While it's true that type is technically not a name that users can macro-ize (otherwise the world would break), it's still good to uglify our internal names for consistency. I don't care strongly about __type or _Type, but I do have a small preference for _Type. What I care strongly about is that we do uglify the name.

The only places were we use type should be where the Standard mandates that we have such a user-facing name in our API (in the type traits). I know in practice we sometimes use it for internal-only things because it's convenient, though.

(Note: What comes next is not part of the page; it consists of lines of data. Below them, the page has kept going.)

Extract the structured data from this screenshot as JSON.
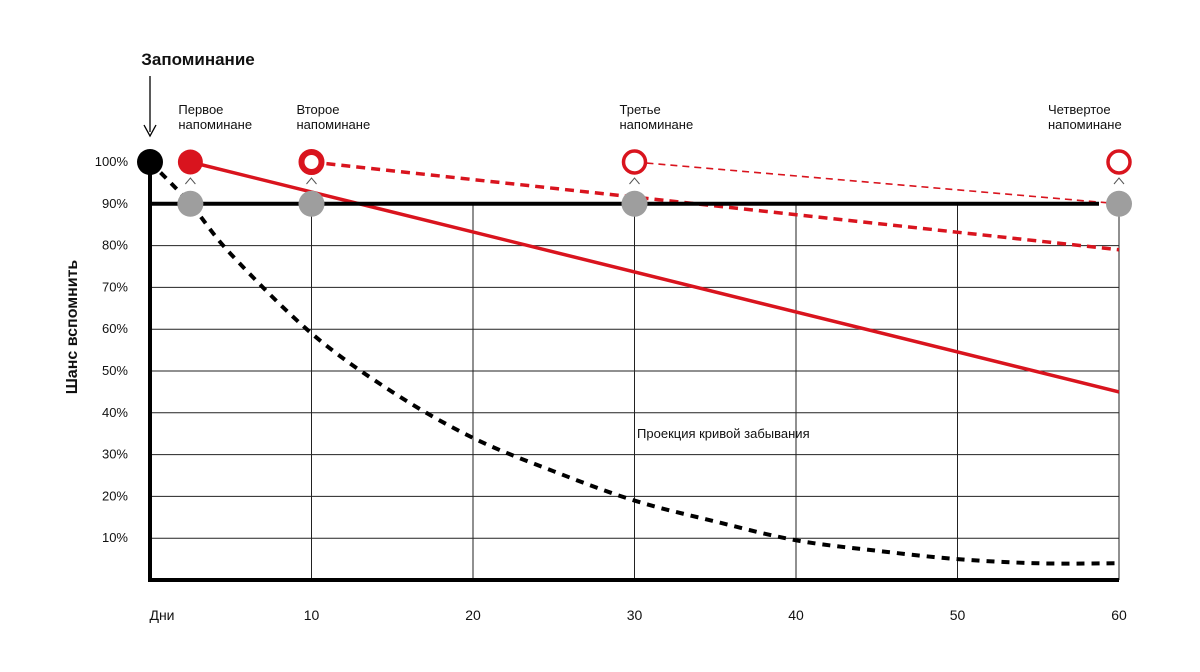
{
  "chart_data": {
    "type": "line",
    "title": "Запоминание",
    "ylabel": "Шанс вспомнить",
    "x_origin_label": "Дни",
    "xlim": [
      0,
      60
    ],
    "ylim": [
      0,
      100
    ],
    "x_ticks": [
      10,
      20,
      30,
      40,
      50,
      60
    ],
    "y_ticks": [
      10,
      20,
      30,
      40,
      50,
      60,
      70,
      80,
      90,
      100
    ],
    "y_tick_labels": [
      "10%",
      "20%",
      "30%",
      "40%",
      "50%",
      "60%",
      "70%",
      "80%",
      "90%",
      "100%"
    ],
    "threshold_y": 90,
    "grid": true,
    "reminders": [
      {
        "x": 2.5,
        "label": "Первое напоминане"
      },
      {
        "x": 10,
        "label": "Второе напоминане"
      },
      {
        "x": 30,
        "label": "Третье напоминане"
      },
      {
        "x": 60,
        "label": "Четвертое напоминане"
      }
    ],
    "annotations": [
      {
        "text": "Проекция кривой забывания",
        "x": 35.5,
        "y": 34
      }
    ],
    "series": [
      {
        "style": "black-dashed",
        "color": "#000000",
        "x": [
          0,
          2.5,
          5,
          10,
          15,
          20,
          25,
          30,
          35,
          40,
          45,
          50,
          55,
          60
        ],
        "y": [
          100,
          90,
          78,
          59,
          45,
          34,
          26,
          19,
          14,
          9.5,
          7,
          5,
          4,
          4
        ]
      },
      {
        "style": "red-solid",
        "color": "#d9141e",
        "x": [
          2.5,
          60
        ],
        "y": [
          100,
          45
        ]
      },
      {
        "style": "red-dashed-thick",
        "color": "#d9141e",
        "x": [
          10,
          60
        ],
        "y": [
          100,
          79
        ]
      },
      {
        "style": "red-dashed-thin",
        "color": "#d9141e",
        "x": [
          30,
          60
        ],
        "y": [
          100,
          90
        ]
      }
    ],
    "colors": {
      "accent": "#d9141e",
      "axis": "#000000",
      "grid": "#222222",
      "marker_gray": "#9e9e9e"
    }
  }
}
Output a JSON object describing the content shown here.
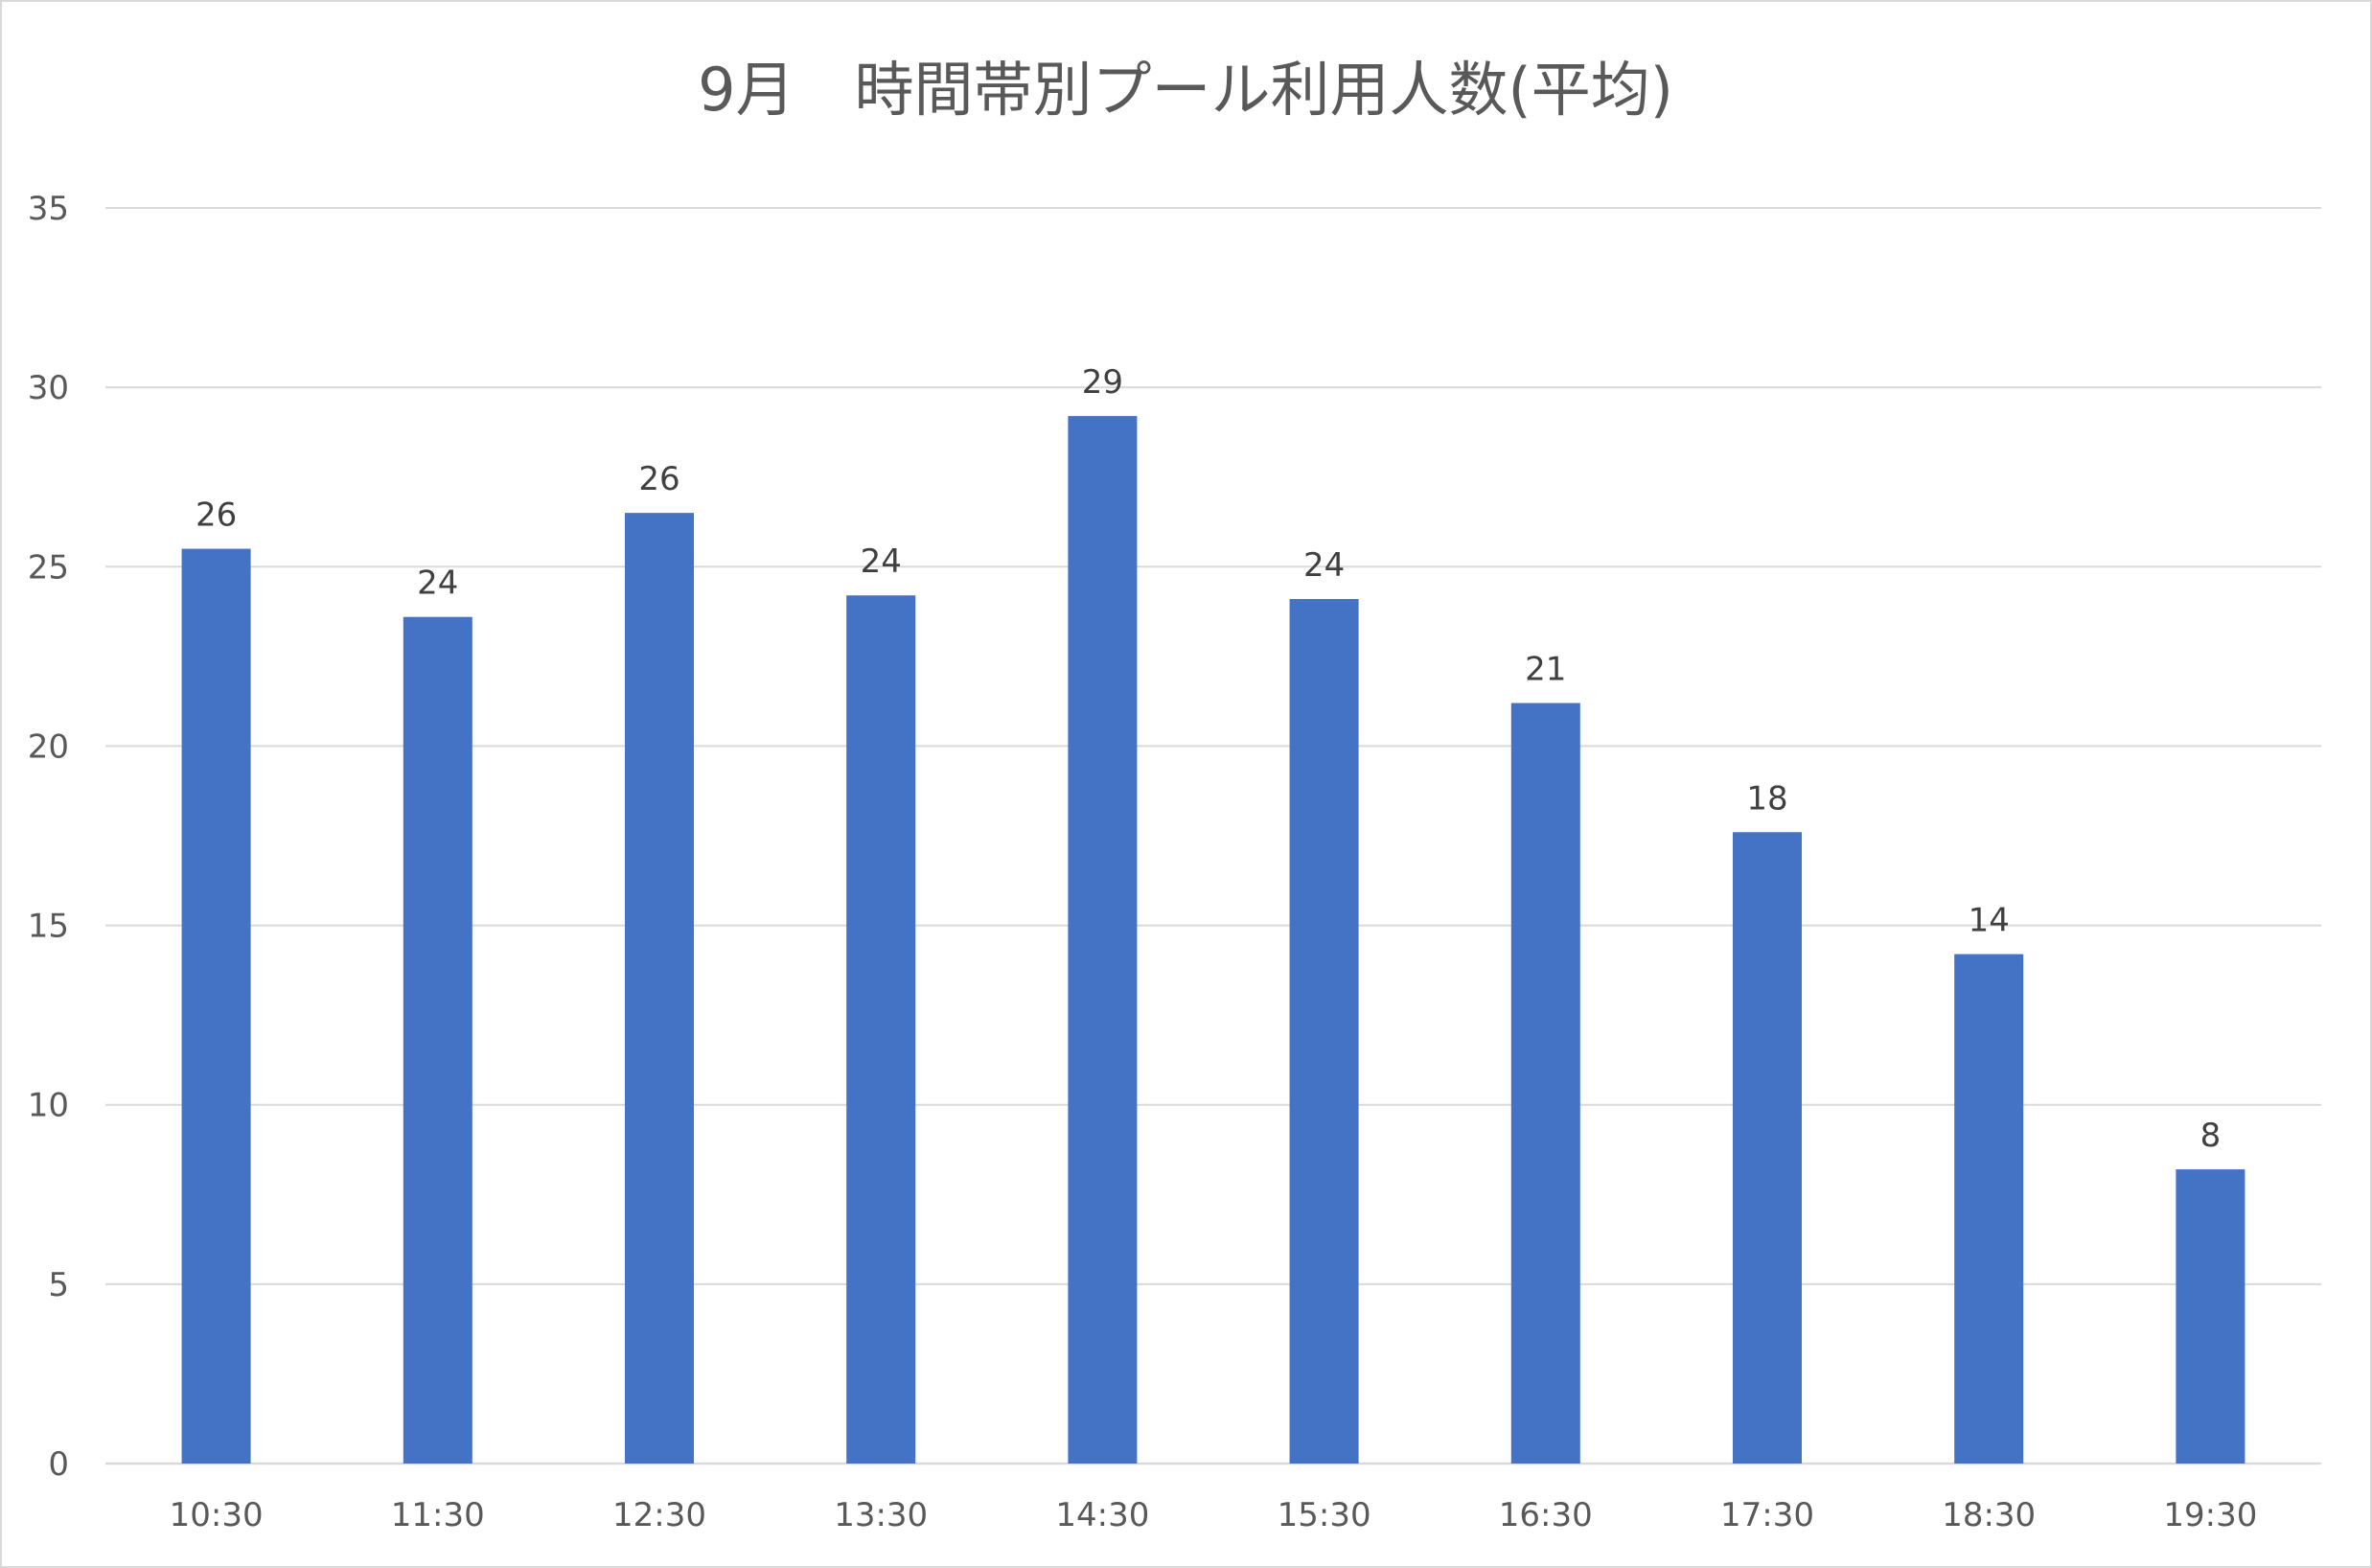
{
  "chart_data": {
    "type": "bar",
    "title": "9月　時間帯別プール利用人数(平均)",
    "xlabel": "",
    "ylabel": "",
    "categories": [
      "10:30",
      "11:30",
      "12:30",
      "13:30",
      "14:30",
      "15:30",
      "16:30",
      "17:30",
      "18:30",
      "19:30"
    ],
    "values": [
      25.5,
      23.6,
      26.5,
      24.2,
      29.2,
      24.1,
      21.2,
      17.6,
      14.2,
      8.2
    ],
    "data_labels": [
      "26",
      "24",
      "26",
      "24",
      "29",
      "24",
      "21",
      "18",
      "14",
      "8"
    ],
    "ylim": [
      0,
      35
    ],
    "yticks": [
      "0",
      "5",
      "10",
      "15",
      "20",
      "25",
      "30",
      "35"
    ],
    "grid": true,
    "legend": "none",
    "bar_color": "#4472C4"
  }
}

libcxx/include/type_traits
1024

I would suggest this instead (the reformatting would make it easier to read IMO):

template <bool _Cond, class _If, class _Else>
using __conditional_t = typename conditional<_Cond, _If, _Else>::type;

template <class _Tp>
using __make_32_64_or_128_bit_t = __copy_unsigned_t<_Tp,
  __conditional_t<sizeof(_Tp) <= sizeof(int32_t),   int32_t,
  __conditional_t<sizeof(_Tp) <= sizeof(int64_t),   int64_t,
  __conditional_t<sizeof(_Tp) <= sizeof(__int128_t), __int128_t,
  /* else */                                         void
  >>>
>;

Here, __copy_unsigned_t would be basically

template <class _Tp, class _Up>
using __copy_unsigned_t = typename conditional<is_unsigned<_Tp>::value, make_unsigned_t<_Up>, _Up>;
1025

Just throwing another suggestion out there, but perhaps something like __widen_up_to_128_t would be reasonable?

This revision is now accepted and ready to land.Jun 20 2022, 1:04 PM
Mordante marked 6 inline comments as done.Jun 21 2022, 10:49 AM
Mordante added inline comments.
libcxx/include/charconv
491

For simplicity I just split it into two asserts, that makes removing 128-bit one easier.

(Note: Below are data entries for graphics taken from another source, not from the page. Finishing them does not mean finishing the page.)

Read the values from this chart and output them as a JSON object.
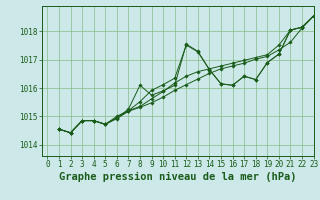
{
  "title": "Graphe pression niveau de la mer (hPa)",
  "bg_color": "#cce8e8",
  "grid_color": "#88bb88",
  "line_color": "#1a5c1a",
  "marker_color": "#1a5c1a",
  "xlim": [
    -0.5,
    23
  ],
  "ylim": [
    1013.6,
    1018.9
  ],
  "yticks": [
    1014,
    1015,
    1016,
    1017,
    1018
  ],
  "xticks": [
    0,
    1,
    2,
    3,
    4,
    5,
    6,
    7,
    8,
    9,
    10,
    11,
    12,
    13,
    14,
    15,
    16,
    17,
    18,
    19,
    20,
    21,
    22,
    23
  ],
  "series": [
    [
      0,
      1014.55,
      1014.42,
      1014.85,
      1014.85,
      1014.72,
      1014.95,
      1015.25,
      1016.1,
      1015.75,
      1015.9,
      1016.1,
      1017.55,
      1017.3,
      1016.65,
      1016.15,
      1016.1,
      1016.42,
      1016.3,
      1016.9,
      1017.2,
      1018.05,
      1018.15,
      1018.55
    ],
    [
      0,
      1014.55,
      1014.42,
      1014.85,
      1014.85,
      1014.72,
      1015.0,
      1015.2,
      1015.35,
      1015.62,
      1015.88,
      1016.18,
      1016.42,
      1016.58,
      1016.68,
      1016.78,
      1016.88,
      1016.98,
      1017.08,
      1017.18,
      1017.52,
      1018.05,
      1018.15,
      1018.55
    ],
    [
      0,
      1014.55,
      1014.42,
      1014.85,
      1014.85,
      1014.72,
      1014.92,
      1015.18,
      1015.32,
      1015.48,
      1015.68,
      1015.92,
      1016.12,
      1016.32,
      1016.52,
      1016.68,
      1016.78,
      1016.88,
      1017.02,
      1017.12,
      1017.35,
      1017.62,
      1018.12,
      1018.55
    ],
    [
      0,
      1014.55,
      1014.42,
      1014.85,
      1014.85,
      1014.72,
      1014.95,
      1015.2,
      1015.52,
      1015.92,
      1016.12,
      1016.35,
      1017.52,
      1017.28,
      1016.65,
      1016.15,
      1016.1,
      1016.42,
      1016.3,
      1016.9,
      1017.2,
      1018.05,
      1018.15,
      1018.55
    ]
  ],
  "font_color": "#1a5c1a",
  "title_fontsize": 7.5,
  "tick_fontsize": 5.5
}
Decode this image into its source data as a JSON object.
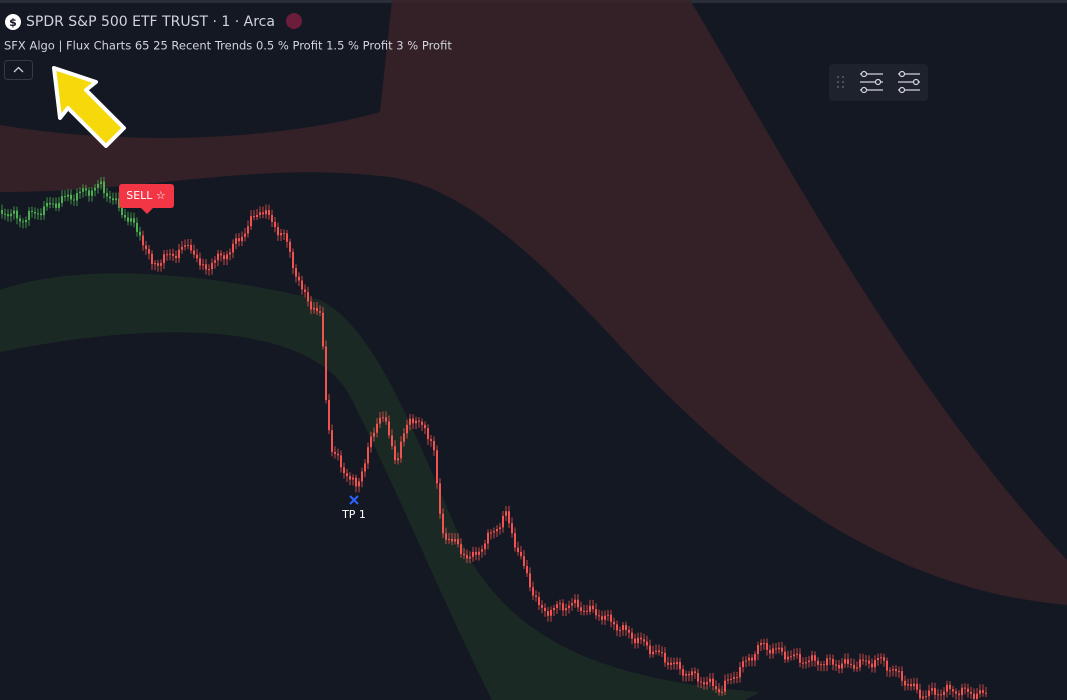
{
  "header": {
    "icon": "$",
    "symbol": "SPDR S&P 500 ETF TRUST · 1 · Arca",
    "indicator": "SFX Algo | Flux Charts 65 25 Recent Trends 0.5 % Profit 1.5 % Profit 3 % Profit"
  },
  "signals": {
    "sell": "SELL ☆",
    "take_profit": "TP 1"
  }
}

libcxx/include/type_traits
1024–1045

After the rewrite to the suggestion above that's no longer an option; it uses make_unsigned. Do you have patches in progress to move that? If not I can make a followup patch to move make_unsigned and this new helper.

Mordante updated this revision to Diff 438762.Jun 21 2022, 10:53 AM
Mordante marked an inline comment as done.

Rebased and adresses review comments.

philnik added inline comments.Jun 21 2022, 11:06 AM
libcxx/include/type_traits
1024–1045

I don't have a patch for that currently. You can just leave the new trait here and I'll move it once I get around to granularizing <type_traits> further.

Mordante updated this revision to Diff 438775.Jun 21 2022, 11:20 AM

tab -> space

Mordante updated this revision to Diff 438783.Jun 21 2022, 11:43 AM

Fixes C++03.

Yes we still support 32-bit platforms, using a 64-bit value there would give a performance penalty, especially on platforms with a small number or registers.

Isn't size_t 32 bits wide on 32-bit platforms?

Another reason why I prefer 32-bits is that I'm quite sure that division of a 32-bit value by a constant is more efficient than the division of a 64-bit value. (The compiler will transform it in a multiplication and a shift which IIRC always fits in a 64-bit register, when using a 32-bit value.) This is what we're doing for base 10.

Could you do a benchmark to check if using a 32-bit wide instantiation yields better performance even on 64-bit platforms?

Actually I was wrong, for base 10 64-bit it's about as efficient. I test whether a 64-bit value fits in a 32-bit value and directly dispatch to a 32-bit value. So I guess that's why there's no penalty. But for the other bases there's a penalty. Several bases that were 25 ns before now are 30 ns. I haven't measured on 32-bit systems, but there I expect the penalty to be worse. So I will keep the 32 and 64 bit paths separated.

Mordante updated this revision to Diff 439031.Jun 22 2022, 8:27 AM
Mordante marked 4 inline comments as done.

Final polishing, when the CI passes I'll land this version.

Mordante added inline comments.Jun 22 2022, 8:58 AM
libcxx/include/type_traits
1025

Based on the suggestions I keep the original name, but thanks for them!

This revision was automatically updated to reflect the committed changes.